Brescia, al via studio su estratto da buccia di limone contro il declino cognitivo

14 Aprile 2021

Un fitocomplesso estratto dalla buccia del limone per rallentare il declino cognitivo negli anziani. La sfida viene lanciata dall’Irccs Istituto centro San Giovanni di Dio-Fatebenefratelli di Brescia che, nei giorni scorsi, ha annunciato l’avvio di uno studio pilota randomizzato, controllato vs placebo, per valutare l’effetto clinico e biologico di un estratto dalla buccia di limone, standardizzato nel contenuto di auraptene e naringenina (400 mg/die), su funzione cognitiva e alcuni biomarcatori in anziani con declino cognitivo soggettivo.

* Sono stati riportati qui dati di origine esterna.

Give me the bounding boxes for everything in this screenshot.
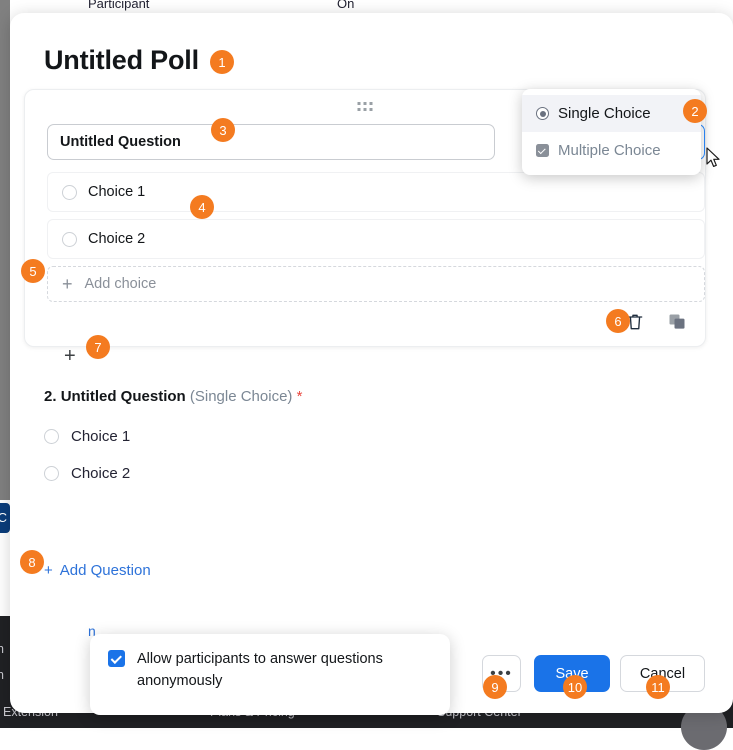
footer-side-item-1[interactable]: wn: [0, 642, 4, 656]
plus-icon: +: [62, 275, 73, 293]
checkbox-icon: [536, 144, 549, 157]
dropdown-option-single-choice[interactable]: Single Choice: [522, 95, 701, 132]
question-card-actions: [625, 312, 687, 332]
radio-unselected-icon: [62, 185, 77, 200]
preview-question-heading: 2. Untitled Question (Single Choice) *: [44, 388, 302, 405]
anonymous-checkbox[interactable]: [108, 650, 125, 667]
annotation-badge-3: 3: [211, 118, 235, 142]
preview-question-type: (Single Choice): [190, 388, 293, 405]
add-choice-label: Add choice: [85, 276, 157, 292]
annotation-badge-5: 5: [21, 259, 45, 283]
radio-selected-icon: [536, 107, 549, 120]
dropdown-option-label: Single Choice: [558, 105, 651, 122]
preview-choice-label: Choice 2: [71, 465, 130, 482]
question-type-dropdown-menu: Single Choice Multiple Choice: [522, 89, 701, 175]
annotation-badge-6: 6: [606, 309, 630, 333]
poll-editor-modal: Untitled Poll Single Choice Choice 1 Cho…: [10, 13, 733, 713]
radio-unselected-icon: [62, 232, 77, 247]
left-gray-strip: [0, 0, 10, 500]
choice-row[interactable]: Choice 1: [47, 172, 705, 212]
choice-label: Choice 2: [88, 231, 145, 247]
radio-unselected-icon: [44, 429, 59, 444]
preview-choice[interactable]: Choice 1: [44, 428, 130, 445]
bg-label-on: On: [337, 0, 354, 11]
annotation-badge-8: 8: [20, 550, 44, 574]
preview-choice-label: Choice 1: [71, 428, 130, 445]
page-title: Untitled Poll: [44, 45, 199, 76]
mouse-cursor: [706, 147, 722, 169]
choice-row[interactable]: Choice 2: [47, 219, 705, 259]
dropdown-option-label: Multiple Choice: [558, 142, 661, 159]
annotation-badge-1: 1: [210, 50, 234, 74]
annotation-badge-11: 11: [646, 675, 670, 699]
preview-question-number: 2.: [44, 388, 57, 405]
plus-icon: +: [44, 562, 53, 579]
annotation-badge-7: 7: [86, 335, 110, 359]
anonymous-setting-popover: Allow participants to answer questions a…: [90, 634, 450, 715]
add-question-inline-plus-icon[interactable]: +: [64, 346, 76, 366]
duplicate-icon[interactable]: [667, 312, 687, 332]
drag-dots-icon[interactable]: [358, 102, 373, 113]
bg-label-participant: Participant: [88, 0, 149, 11]
radio-unselected-icon: [44, 466, 59, 481]
choice-label: Choice 1: [88, 184, 145, 200]
preview-choice[interactable]: Choice 2: [44, 465, 130, 482]
annotation-badge-2: 2: [683, 99, 707, 123]
annotation-badge-9: 9: [483, 675, 507, 699]
annotation-badge-10: 10: [563, 675, 587, 699]
anonymous-checkbox-label: Allow participants to answer questions a…: [137, 648, 432, 693]
preview-question-text: Untitled Question: [61, 388, 186, 405]
dropdown-option-multiple-choice[interactable]: Multiple Choice: [522, 132, 701, 169]
preview-required-asterisk: *: [297, 388, 303, 405]
add-question-button[interactable]: + Add Question: [44, 562, 151, 579]
add-question-label: Add Question: [60, 562, 151, 579]
question-title-input[interactable]: [47, 124, 495, 160]
bg-blue-button[interactable]: C: [0, 503, 10, 533]
annotation-badge-4: 4: [190, 195, 214, 219]
add-choice-button[interactable]: + Add choice: [47, 266, 705, 302]
footer-side-item-2[interactable]: cin: [0, 668, 4, 682]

La ricerca, finanziata dalla Fondazione Wilhelm Doerenkamp, prevede che, per nove mesi, 80 persone affette da declino cognitivo, di età tra i 60 e i 75 anni, assumano un placebo o il fitocomplesso, prodotto presso il laboratorio di Chimica delle sostanze naturali del dipartimento di Farmacia dell’Università “G. d’Annunzio” di Chieti-Pescara e somministrato sottoforma di estratto secco, in capsule. La capsula verrà somministrata al mattino, appena alzati, in concomitanza con terapie farmacologiche già in atto.

“La buccia del limone è molto ricca di fitochimici”, sottolinea Samantha Galluzzi, responsabile dello studio presso l’Irccs Fatebenefratelli. “In particolare, due di questi, l’auraptene, della famiglia dei cumarinici, e la naringenina, della famiglia dei flavonoidi, hanno suscitato l’interesse della ricerca scientifica. Alcuni studi su topi con diversi tipi di danno cerebrale, tra cui quello tipico della malattia di Alzheimer, hanno dimostrato che auraptene e naringenina esercitano un effetto neuroprotettivo, antinfiammatorio e antiossidante e migliorano la memoria e l’apprendimento. Inoltre, in uno studio clinico, auraptene è stato somministrato a un gruppo di anziani sani dimostrando un potenziamento della funzione di memoria immediata rispetto al placebo. Questi dati supportano l’idea di uno studio scientifico sul potenziamento cognitivo nell’anziano e sui meccanismi biologici sottostanti. Tali meccanismi si possono studiare attraverso la misurazione, nel sangue, di biomarcatori quali ormoni, fattori di crescita neuronali, citochine e recettori coinvolti nei processi riparativi cerebrali”.

Lo studio è stato avviato da poco e se ne prevedere la chiusura in un paio di anni, con comunicazione finale dei dati verso metà-fine 2023.